To give you another example, for a new software company the risk mitigating milestones might be:
Designing a prototype
Getting successful beta testing results
Getting the product to a point where it is market-ready
Getting customers to purchase the product
Securing distribution partnerships
Reaching monthly revenue milestones
The key point when it comes to raising money is this: you generally do NOT raise ALL the money you need for your venture upfront. You merely raise enough money to achieve your initial milestones. Then, you raise more money later to accomplish more milestones.
Yes, you are always raising money to get your company to the next level. Even Fortune 100 companies do this – they raise money by issuing more stock in order to launch new initiatives. It’s an ongoing process-not something you do just once.
Creating Your Milestone Chart & Funding Requirements
The key is to first create your detailed risk mitigating milestone chart. Not only is this helpful for funding, but it will serve as a great “To Do” list for you and make sure you continue to achieve goals each day, week and month that progress your business.

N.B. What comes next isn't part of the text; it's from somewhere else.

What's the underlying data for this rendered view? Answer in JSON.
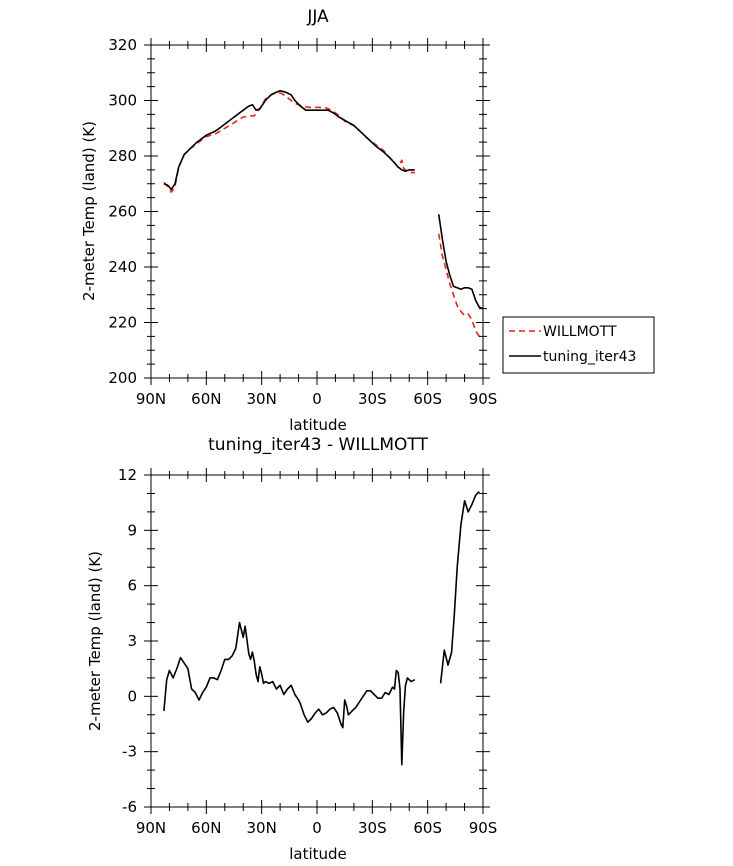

Shoot for listing approximately six big milestones to achieve in the next year, five milestones to achieve next year, and so on for up to 5 years (so include two milestones to achieve in year 5). And alongside the milestones, include the time (expected completion date) and the amount of funding you will need to attain them.
Example: Launch billboard marketing campaign over 6 months, spending $18,000
After you create your milestone chart, you need to prioritize. Determine the milestones that youabsolutely must accomplish with the initial funding. Ideally, these milestones will get you to point where you are generating revenues. This is because the ability to generate revenues significantly reduces the risk of your venture; as it proves to lenders and investors that customers want what you are offering.
By setting up your milestones, you will figure out what you can accomplish for less money. And the fact is, the less money you need to raise, the easier it generally is to raise it (mainly because the easiest to raise money sources offer lower dollar amounts).
The other good news is that if you raise less money now, you will give up less equity and incur less debt, which will eventually lead to more dollars in your pocket.
Finally, when you eventually raise more money later (in a future funding round), because you have already achieved numerous milestones, you will raise it easier and secure better terms (e.g., higher valuation, lower interest rate, etc.).
It might surprise you what you can accomplish with less money! So write up your list of risk mitigating milestones and determine which must be done now and which can wait for later, focusing first on what is most likely to generate revenues.